As a Model Risk Program Associate within Risk Management and Compliance, you will be responsible for assessing the risks associated with models used for sanctions screening, trade surveillance, transaction monitoring, and other models within Compliance. You will perform independent testing, develop benchmarking tools, and monitor performance of the models. You will leverage your technical expertise and intellectual rigor to assess conceptual soundness of the data-promoten compliance models, identify and assess the emerging model risks from various component models and model-to-model interactions..
Job responsibilities
- Perform model reviews: analyze the conceptual soundness of compliance model and assess model behavior and suitability in the context of usage.
- Guide on model usage and act as the first point of contact for the business on all new models and changes to existing models.
- Develop and implement alternative model benchmarks and compare the outcome of various models. Design model performance metrics.

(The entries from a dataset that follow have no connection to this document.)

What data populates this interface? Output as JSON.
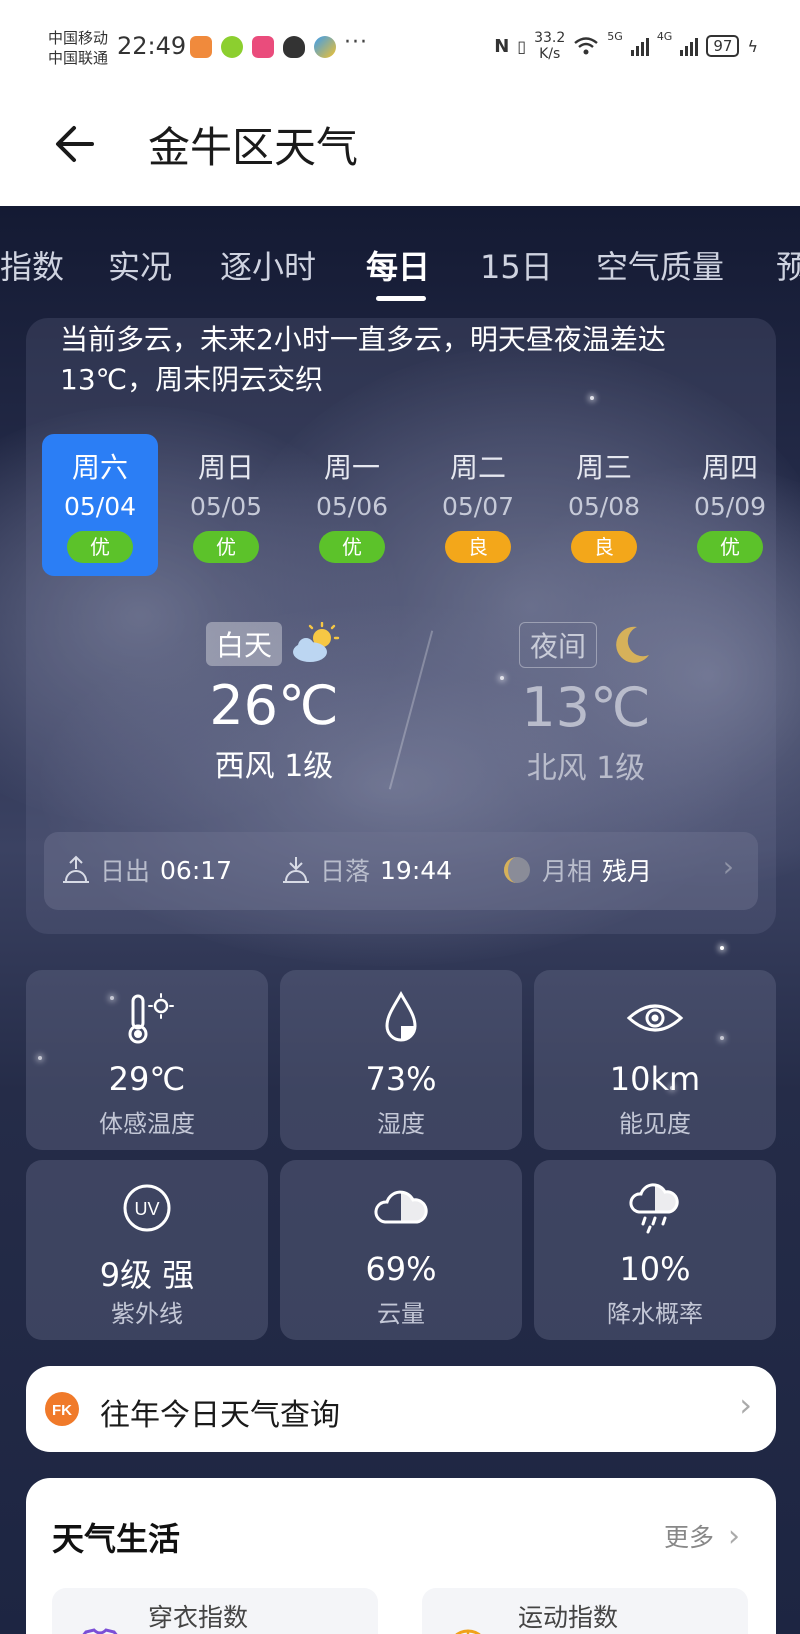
{
  "status_bar": {
    "carrier_1": "中国移动",
    "carrier_2": "中国联通",
    "time": "22:49",
    "net_speed_value": "33.2",
    "net_speed_unit": "K/s",
    "net_1": "5G",
    "net_2": "4G",
    "battery": "97"
  },
  "header": {
    "title": "金牛区天气"
  },
  "tabs": [
    {
      "label": "指数"
    },
    {
      "label": "实况"
    },
    {
      "label": "逐小时"
    },
    {
      "label": "每日",
      "active": true
    },
    {
      "label": "15日"
    },
    {
      "label": "空气质量"
    },
    {
      "label": "预"
    }
  ],
  "summary": "当前多云，未来2小时一直多云，明天昼夜温差达13℃，周末阴云交织",
  "days": [
    {
      "name": "周六",
      "date": "05/04",
      "aqi": "优",
      "level": "good",
      "selected": true
    },
    {
      "name": "周日",
      "date": "05/05",
      "aqi": "优",
      "level": "good"
    },
    {
      "name": "周一",
      "date": "05/06",
      "aqi": "优",
      "level": "good"
    },
    {
      "name": "周二",
      "date": "05/07",
      "aqi": "良",
      "level": "mod"
    },
    {
      "name": "周三",
      "date": "05/08",
      "aqi": "良",
      "level": "mod"
    },
    {
      "name": "周四",
      "date": "05/09",
      "aqi": "优",
      "level": "good"
    }
  ],
  "daytime": {
    "label": "白天",
    "temp": "26℃",
    "wind": "西风 1级",
    "icon": "partly-cloudy-icon"
  },
  "night": {
    "label": "夜间",
    "temp": "13℃",
    "wind": "北风 1级",
    "icon": "moon-icon"
  },
  "sun_moon": {
    "sunrise_label": "日出",
    "sunrise": "06:17",
    "sunset_label": "日落",
    "sunset": "19:44",
    "moon_label": "月相",
    "moon_phase": "残月"
  },
  "metrics": [
    {
      "value": "29℃",
      "label": "体感温度",
      "icon": "thermometer-icon"
    },
    {
      "value": "73%",
      "label": "湿度",
      "icon": "humidity-drop-icon"
    },
    {
      "value": "10km",
      "label": "能见度",
      "icon": "eye-icon"
    },
    {
      "value": "9级  强",
      "label": "紫外线",
      "icon": "uv-icon"
    },
    {
      "value": "69%",
      "label": "云量",
      "icon": "cloud-icon"
    },
    {
      "value": "10%",
      "label": "降水概率",
      "icon": "rain-cloud-icon"
    }
  ],
  "history": {
    "label": "往年今日天气查询",
    "logo_text": "FK"
  },
  "life": {
    "title": "天气生活",
    "more": "更多",
    "items": [
      {
        "name": "穿衣指数"
      },
      {
        "name": "运动指数"
      }
    ]
  },
  "colors": {
    "accent_blue": "#2b7ef5",
    "aqi_good": "#5cc22a",
    "aqi_moderate": "#f3a71a"
  }
}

- Liaise with model developers, users, and compliance groups, and provide guidance on model risk.
- Evaluate model performance on a regular basis.

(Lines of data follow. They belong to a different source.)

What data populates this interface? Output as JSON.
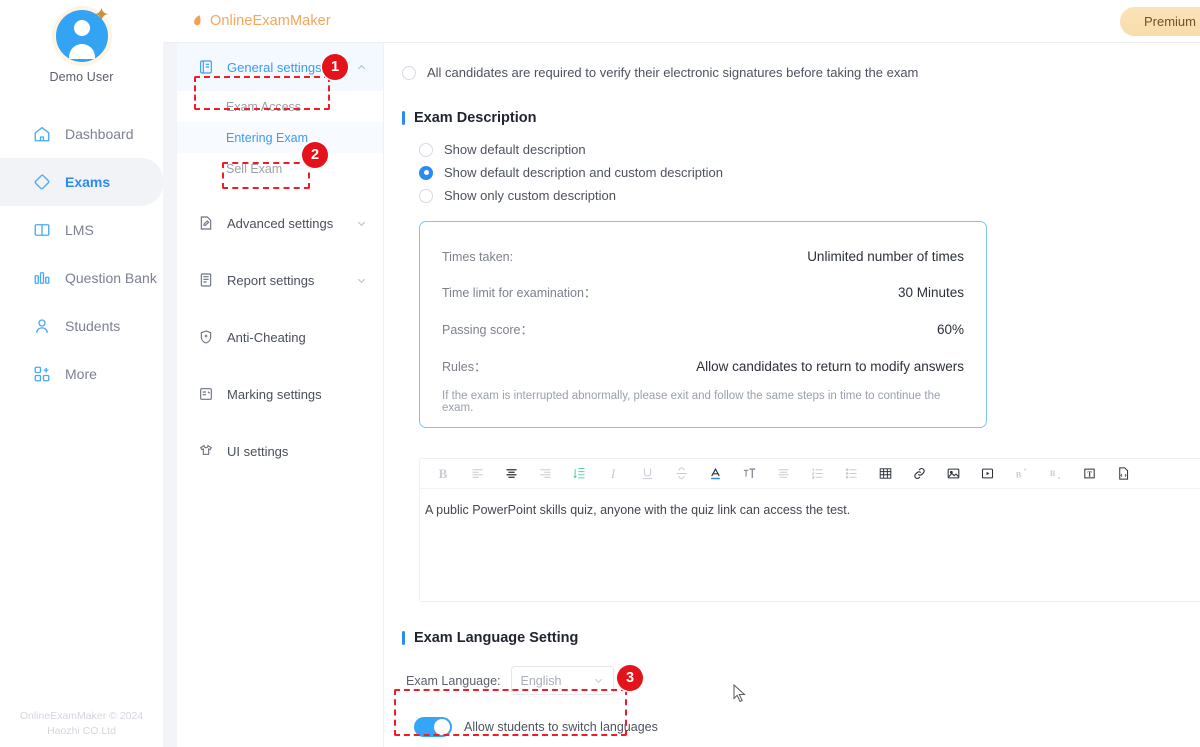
{
  "brand": {
    "logo_text": "OnlineExamMaker",
    "logo_color": "#f6a55c",
    "accent_color": "#2b8bf2",
    "annotation_color": "#e3121b"
  },
  "topbar": {
    "premium_label": "Premium"
  },
  "rail": {
    "username": "Demo User",
    "items": [
      {
        "label": "Dashboard",
        "icon": "home-icon",
        "active": false
      },
      {
        "label": "Exams",
        "icon": "exam-tag-icon",
        "active": true
      },
      {
        "label": "LMS",
        "icon": "book-open-icon",
        "active": false
      },
      {
        "label": "Question Bank",
        "icon": "bar-chart-icon",
        "active": false
      },
      {
        "label": "Students",
        "icon": "user-icon",
        "active": false
      },
      {
        "label": "More",
        "icon": "grid-more-icon",
        "active": false
      }
    ],
    "footer_line1": "OnlineExamMaker © 2024",
    "footer_line2": "Haozhi CO.Ltd"
  },
  "settings_panel": {
    "groups": [
      {
        "label": "General settings",
        "icon": "book-settings-icon",
        "expanded": true,
        "chevron": "chevron-up-icon",
        "children": [
          {
            "label": "Exam Access",
            "selected": false
          },
          {
            "label": "Entering Exam",
            "selected": true
          },
          {
            "label": "Sell Exam",
            "selected": false
          }
        ]
      },
      {
        "label": "Advanced settings",
        "icon": "doc-pencil-icon",
        "expanded": false,
        "chevron": "chevron-down-icon",
        "children": []
      },
      {
        "label": "Report settings",
        "icon": "report-doc-icon",
        "expanded": false,
        "chevron": "chevron-down-icon",
        "children": []
      },
      {
        "label": "Anti-Cheating",
        "icon": "shield-plus-icon",
        "expanded": false,
        "chevron": "",
        "children": []
      },
      {
        "label": "Marking settings",
        "icon": "marking-doc-icon",
        "expanded": false,
        "chevron": "",
        "children": []
      },
      {
        "label": "UI settings",
        "icon": "tshirt-icon",
        "expanded": false,
        "chevron": "",
        "children": []
      }
    ]
  },
  "main": {
    "signature_option": {
      "label": "All candidates are required to verify their electronic signatures before taking the exam",
      "checked": false
    },
    "exam_description": {
      "section_title": "Exam Description",
      "options": [
        {
          "label": "Show default description",
          "checked": false
        },
        {
          "label": "Show default description and custom description",
          "checked": true
        },
        {
          "label": "Show only custom description",
          "checked": false
        }
      ],
      "info_card": {
        "rows": [
          {
            "key": "Times taken:",
            "value": "Unlimited number of times"
          },
          {
            "key": "Time limit for examination：",
            "value": "30 Minutes"
          },
          {
            "key": "Passing score：",
            "value": "60%"
          },
          {
            "key": "Rules：",
            "value": "Allow candidates to return to modify answers"
          }
        ],
        "note": "If the exam is interrupted abnormally, please exit and follow the same steps in time to continue the exam."
      }
    },
    "editor": {
      "toolbar": [
        {
          "name": "bold-icon",
          "label": "B",
          "state": "light"
        },
        {
          "name": "align-left-icon",
          "label": "",
          "state": "light"
        },
        {
          "name": "align-center-icon",
          "label": "",
          "state": "dark"
        },
        {
          "name": "align-right-icon",
          "label": "",
          "state": "light"
        },
        {
          "name": "line-height-icon",
          "label": "",
          "state": "teal"
        },
        {
          "name": "italic-icon",
          "label": "I",
          "state": "light"
        },
        {
          "name": "underline-icon",
          "label": "U",
          "state": "light"
        },
        {
          "name": "strikethrough-icon",
          "label": "S",
          "state": "light"
        },
        {
          "name": "font-color-icon",
          "label": "A",
          "state": "dark"
        },
        {
          "name": "font-size-icon",
          "label": "T",
          "state": "mid"
        },
        {
          "name": "justify-icon",
          "label": "",
          "state": "light"
        },
        {
          "name": "ordered-list-icon",
          "label": "",
          "state": "light"
        },
        {
          "name": "bullet-list-icon",
          "label": "",
          "state": "light"
        },
        {
          "name": "table-icon",
          "label": "",
          "state": "dark"
        },
        {
          "name": "link-icon",
          "label": "",
          "state": "dark"
        },
        {
          "name": "image-icon",
          "label": "",
          "state": "dark"
        },
        {
          "name": "video-icon",
          "label": "",
          "state": "dark"
        },
        {
          "name": "superscript-icon",
          "label": "",
          "state": "light"
        },
        {
          "name": "subscript-icon",
          "label": "",
          "state": "light"
        },
        {
          "name": "text-box-icon",
          "label": "T",
          "state": "dark"
        },
        {
          "name": "source-code-icon",
          "label": "",
          "state": "dark"
        }
      ],
      "content": "A public PowerPoint skills quiz, anyone with the quiz link can access the test."
    },
    "language_setting": {
      "section_title": "Exam Language Setting",
      "field_label": "Exam Language:",
      "selected_value": "English",
      "options": [
        "English"
      ],
      "switch_label": "Allow students to switch languages",
      "switch_on": true
    }
  },
  "annotations": {
    "steps": [
      {
        "number": "1",
        "target": "general-settings-group"
      },
      {
        "number": "2",
        "target": "entering-exam-subitem"
      },
      {
        "number": "3",
        "target": "switch-languages-toggle"
      }
    ]
  }
}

Required qualifications, capabilities, and skills
- 1 plus years of experience in a quantitative modeling role, such as Data Science, Quantitative Model Development, Model Validation, or Technology focused on Data Science.
- A PhD or Master’s degree in a quantitative field such as Mathematics, Physics, Engineering, Computer Science, Economics or Finance is required.
- Strong verbal and written communication skills, with the ability to interface with other functional areas in the firm on model-related issues and write high quality technical reports.
- Deep understanding of standard statistical techniques, such as regression analysis.
- Hands-on experience with standard Machine Learning models, including Boosted Trees, Neural Networks, SVM, and LLM (e.g. BERT).
- Experience of working with dedicated ML packages, such as TensorFlow or similar, as well as data processing and numeric programming tools (NumPy, SciPy, Pandas, etc.).
- Ability to implement benchmarking models in Python, R, or equivalent.
- Risk- and control-oriented mindset: ability to ask incisive questions, assess the materiality of model issues, and escalate issues appropriately.
- Ability to work in a fast-paced, results-driven environment.
Preferred qualifications, capabilities, and skills
- Prior experience in modeling, reviewing or managing models for sanctions screening, trade surveillance or transaction monitoring is desirable.
- Experience with database interfacing, data management, and preprocessing (e.g. SQL or kdb+, q) is a plus.